Another original default butter. When butter was handmade on outdoor farms—not in temperature-controlled factories—in the time that it took the cream to rise and separate, lactic acid bacteria began to ferment the dairy, imparting a sour tang. Like salting, this step is now optional. But it's a beautiful, funky flavor boost. Since the standard in the States is uncultured, labels draw your attention to the detail. But in Europe, where it's more common, you'll have to check more carefully. (For instance, Kerrygold's package reads "pure Irish butter" and "milk from grass-fed cows" on the front. "Cultured" only appears in the ingredients.)
That said, "European" doesn't refer to culturing—it refers to the fat content. In the U.S., butter must have a fat content of at least 80 percent. In Europe, the minimum is higher: at least 82, and up to 86, percent. This is oh-so-welcome in butter-forward recipes, like pound cake, puff pastry, or brioche. A few percentage points difference in fat content can noticeably affect the chemistry of a recipe. If you're adapting a recipe from an American- to European-style butter, do a trial run first (read: not at that holiday dinner you've planning for weeks).
Essentially, flavored butter. In old-school steak houses, this might mean a slowly melting, herby medallion atop a ribeye. But if you DIY, the sky's the limit. Use plastic wrap to shape into small logs and freeze; slice whenever your steak (or pasta or rice or broccoli) wants a pick-me-up.
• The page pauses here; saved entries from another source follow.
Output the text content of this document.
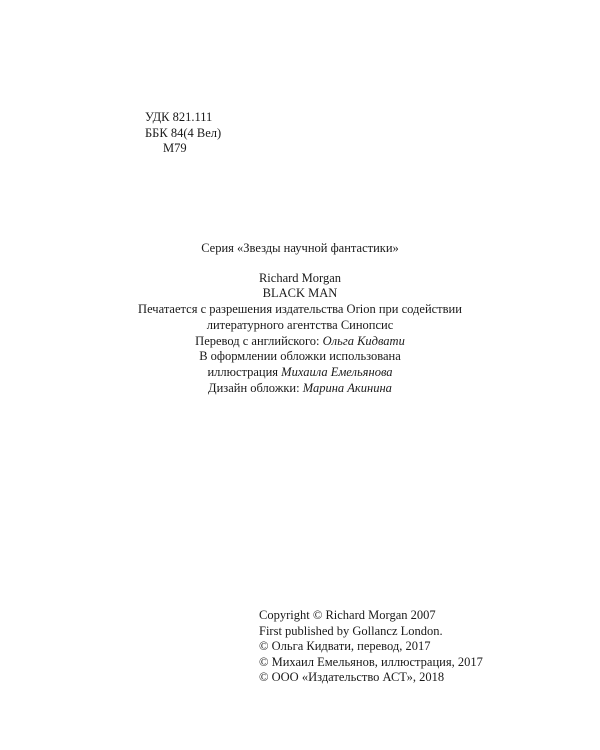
УДК 821.111
ББК 84(4 Вел)
М79
Серия «Звезды научной фантастики»
Richard Morgan
BLACK MAN
Печатается с разрешения издательства Orion при содействии
литературного агентства Синопсис
Перевод с английского: Ольга Кидвати
В оформлении обложки использована
иллюстрация Михаила Емельянова
Дизайн обложки: Марина Акинина
Copyright © Richard Morgan 2007
First published by Gollancz London.
© Ольга Кидвати, перевод, 2017
© Михаил Емельянов, иллюстрация, 2017
© ООО «Издательство АСТ», 2018
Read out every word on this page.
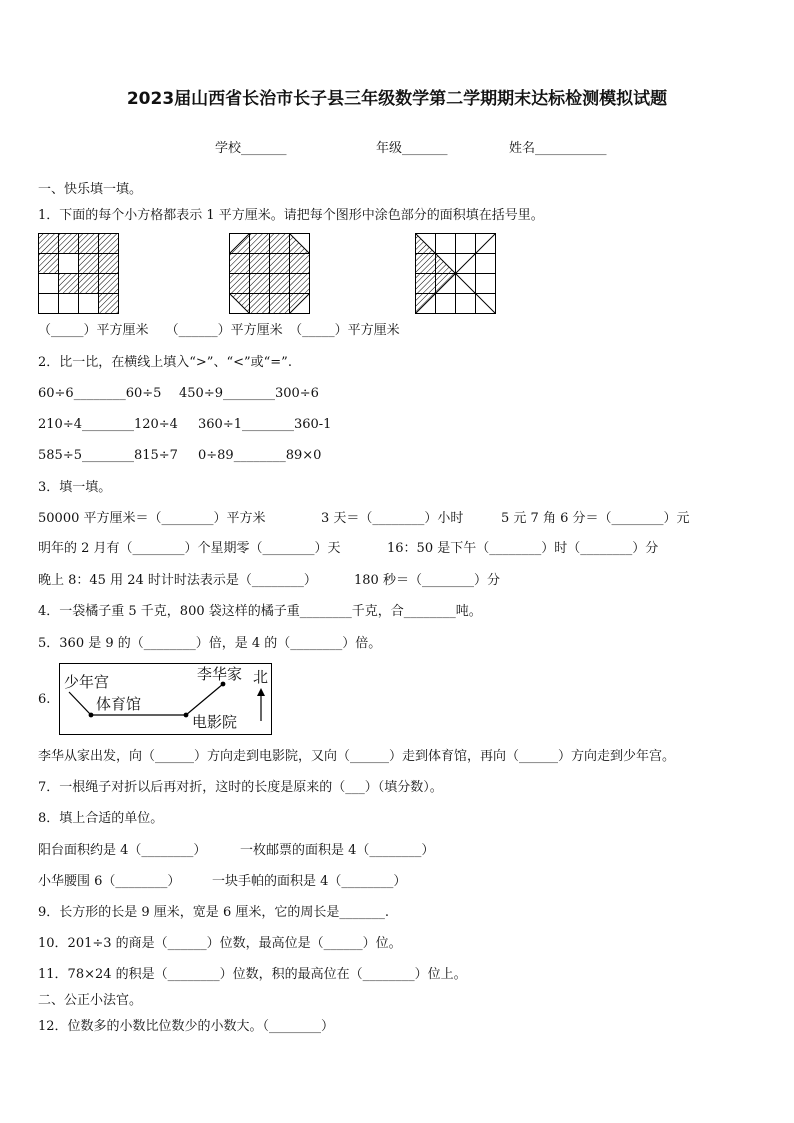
2023届山西省长治市长子县三年级数学第二学期期末达标检测模拟试题
学校_______	年级_______	姓名___________
一、快乐填一填。
1．下面的每个小方格都表示 1 平方厘米。请把每个图形中涂色部分的面积填在括号里。
（_____）平方厘米　 （______）平方厘米　（_____）平方厘米
2．比一比，在横线上填入“>”、“<”或“=”.
60÷6________60÷5 450÷9________300÷6
210÷4________120÷4 360÷1________360-1
585÷5________815÷7 0÷89________89×0
3．填一填。
50000 平方厘米＝（________）平方米	3 天＝（________）小时	5 元 7 角 6 分＝（________）元
明年的 2 月有（________）个星期零（________）天	16：50 是下午（________）时（________）分
晚上 8：45 用 24 时计时法表示是（________）	180 秒＝（________）分
4．一袋橘子重 5 千克，800 袋这样的橘子重________千克，合________吨。
5．360 是 9 的（________）倍，是 4 的（________）倍。
6.
少年宫
体育馆
李华家
电影院
北
李华从家出发，向（______）方向走到电影院，又向（______）走到体育馆，再向（______）方向走到少年宫。
7．一根绳子对折以后再对折，这时的长度是原来的（___）（填分数）。
8．填上合适的单位。
阳台面积约是 4（________）	一枚邮票的面积是 4（________）
小华腰围 6（________） 一块手帕的面积是 4（________）
9．长方形的长是 9 厘米，宽是 6 厘米，它的周长是_______.
10．201÷3 的商是（______）位数，最高位是（______）位。
11．78×24 的积是（________）位数，积的最高位在（________）位上。
二、公正小法官。
12．位数多的小数比位数少的小数大。（________）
The name says it all: whipped, while nitrogen gas or air is added. What it doesn't say is that this turns into up to 60 percent of the final volume. Translation: 1 cup unsalted butter weighs 8 ounces; 1 cup whipped butter, depending on the brand, will likely weigh less than 6 ounces. Which means you're paying for air. If you prefer the texture for toast, whip away. But don't cook or bake with this.
Some people say this is synonymous with clarified. Others say it's synonymous with melted. Either way, you'll usually find it hanging out in tiny, plastic cups at seafood shacks, for lobster claw dunking and the like.
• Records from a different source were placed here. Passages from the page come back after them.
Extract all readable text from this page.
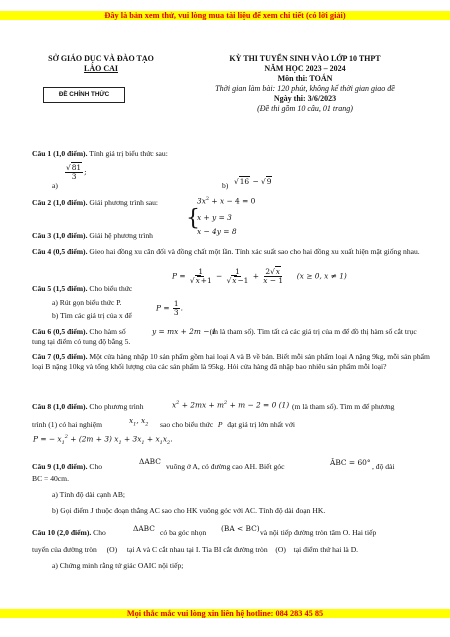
Đây là bản xem thử, vui lòng mua tài liệu để xem chi tiết (có lời giải)
SỞ GIÁO DỤC VÀ ĐÀO TẠO
LÀO CAI
ĐỀ CHÍNH THỨC
KỲ THI TUYỂN SINH VÀO LỚP 10 THPT
NĂM HỌC 2023 – 2024
Môn thi: TOÁN
Thời gian làm bài: 120 phút, không kể thời gian giao đề
Ngày thi: 3/6/2023
(Đề thi gồm 10 câu, 01 trang)
Câu 1 (1,0 điểm). Tính giá trị biểu thức sau:
a)
√ $\frac{81}{3}$ ;
b) √	16 − √ 9
Câu 2 (1,0 điểm). Giải phương trình sau:	$3x^2 + x - 4 = 0$
Câu 3 (1,0 điểm). Giải hệ phương trình
{
x + y = 3
x − 4y = 8
Câu 4 (0,5 điểm). Gieo hai đồng xu cân đối và đồng chất một lần. Tính xác suất sao cho hai đồng xu xuất hiện mặt giống nhau.
Câu 5 (1,5 điểm). Cho biểu thức
P = 1
√ x+1 − 1
√ $x-1 + \frac{2 √ x}{x - 1} (x \ge 0$, x ≠ 1)
a) Rút gọn biểu thức P.
b) Tìm các giá trị của x để
$P = \frac{1}{3}$ .
Câu 6 (0,5 điểm). Cho hàm số	(m là tham số). Tìm tất cả các giá trị của m để đồ thị hàm số cắt trục tung tại điểm có tung độ bằng 5.
y = mx + 2m − 1
Câu 7 (0,5 điểm). Một cửa hàng nhập 10 sản phẩm gồm hai loại A và B về bán. Biết mỗi sản phẩm loại A nặng 9kg, mỗi sản phẩm loại B nặng 10kg và tổng khối lượng của các sản phẩm là 95kg. Hỏi cửa hàng đã nhập bao nhiêu sản phẩm mỗi loại?
Câu 8 (1,0 điểm). Cho phương trình	$x^2 + 2mx + m^2 + m - 2 = 0$ (1) (m là tham số). Tìm m để phương
trình (1) có hai nghiệm	$x_1$, $x_2$ sao cho biểu thức P đạt giá trị lớn nhất với
P = − $x_1^2 + (2m + 3) x_1 + 3x_1 + x_1x_2$.
Câu 9 (1,0 điểm). Cho
ΔABC
vuông ở A, có đường cao AH. Biết góc	ÂBC = 60° , độ dài
BC = 40cm.
a) Tính độ dài cạnh AB;
b) Gọi điểm J thuộc đoạn thẳng AC sao cho HK vuông góc với AC. Tính độ dài đoạn HK.
Câu 10 (2,0 điểm). Cho	ΔABC có ba góc nhọn	(BA < BC) và nội tiếp đường tròn tâm O. Hai tiếp
tuyến của đường tròn (O) tại A và C cắt nhau tại I. Tia BI cắt đường tròn (O) tại điểm thứ hai là D.
a) Chứng minh rằng tứ giác OAIC nội tiếp;
Mọi thắc mắc vui lòng xin liên hệ hotline: 084 283 45 85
Butter, sans water and milk solids—wait, except, isn't butter pretty much just fat, water, and milk solids? Ding, ding! Which means clarified butter is pure fat. This extends its shelf life and increases its smoke point to over 400°F. It's a must for classic French hollandaise. Or just a handy trick for extra-buttery popcorn (start the kernels in clarified butter, then add more clarified butter at the end). Caveat: It becomes grainy when chilled, so this is a cooker, not a spreader. And because its other components are gone with the wind, it is not baking-friendly, either. I like Marion Cunningham's method from The Fannie Farmer Cookbook: Melt butter in a big glass measuring cup in a warm oven. Strain the clear liquid on top through a cheesecloth.
Not quite the same as clarified, though many assume it is. Ghee is a type of clarified butter—so, same longer shelf life and higher smoke point. It originated in India and is integral to the country's cuisine. To make ghee, you start out the same as clarified butter—by melting—but take it farther, so the milk solids start to brown, then strain. This creates a rich, nutty flavor.
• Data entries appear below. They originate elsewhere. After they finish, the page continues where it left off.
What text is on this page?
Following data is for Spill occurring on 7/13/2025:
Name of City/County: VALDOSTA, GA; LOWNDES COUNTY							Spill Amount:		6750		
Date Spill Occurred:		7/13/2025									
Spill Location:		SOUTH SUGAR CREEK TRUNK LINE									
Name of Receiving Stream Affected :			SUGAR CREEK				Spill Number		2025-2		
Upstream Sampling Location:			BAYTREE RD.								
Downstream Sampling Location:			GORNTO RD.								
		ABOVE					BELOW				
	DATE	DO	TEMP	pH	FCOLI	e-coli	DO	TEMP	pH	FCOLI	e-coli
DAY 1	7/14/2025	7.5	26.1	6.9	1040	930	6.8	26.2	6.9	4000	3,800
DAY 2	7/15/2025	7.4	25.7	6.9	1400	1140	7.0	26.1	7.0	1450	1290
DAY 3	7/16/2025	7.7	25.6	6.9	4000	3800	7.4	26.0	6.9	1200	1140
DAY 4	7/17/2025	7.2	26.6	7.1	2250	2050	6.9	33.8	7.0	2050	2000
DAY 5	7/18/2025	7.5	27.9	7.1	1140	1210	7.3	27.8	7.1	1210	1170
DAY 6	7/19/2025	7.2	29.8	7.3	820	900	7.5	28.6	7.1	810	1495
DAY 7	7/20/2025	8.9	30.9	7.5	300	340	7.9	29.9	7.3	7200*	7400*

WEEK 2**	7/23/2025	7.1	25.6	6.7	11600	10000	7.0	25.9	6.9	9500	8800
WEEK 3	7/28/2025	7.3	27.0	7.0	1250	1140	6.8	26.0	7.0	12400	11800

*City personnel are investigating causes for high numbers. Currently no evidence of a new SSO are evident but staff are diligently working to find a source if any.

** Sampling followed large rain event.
The French know this as beurre noisette, or hazelnut butter. Not because it contains any hazelnuts, but because it smells like them. The process here is similar to ghee—melt butter until the milk solids fall to the bottom of the pan, then begin to toast—but instead of straining, you keep them around for all their flavor. Just be mindful of timing, since butter goes from brown to burnt in an eye-blink. Keep a cool, heatproof vessel nearby to pour the butter into to halt the cooking.
I would be remiss to not mention my favorite kind of butter—my cat, Butter! Sweet, sometimes salty, depending on the day. You can't turn her into pound cake or spread her on toast, but she sure is cute!
Note: If you feel like we could talk about this forever—and we could!—check out Butter: A Rich History by Elaine Khosrova. It covers all this and so much more.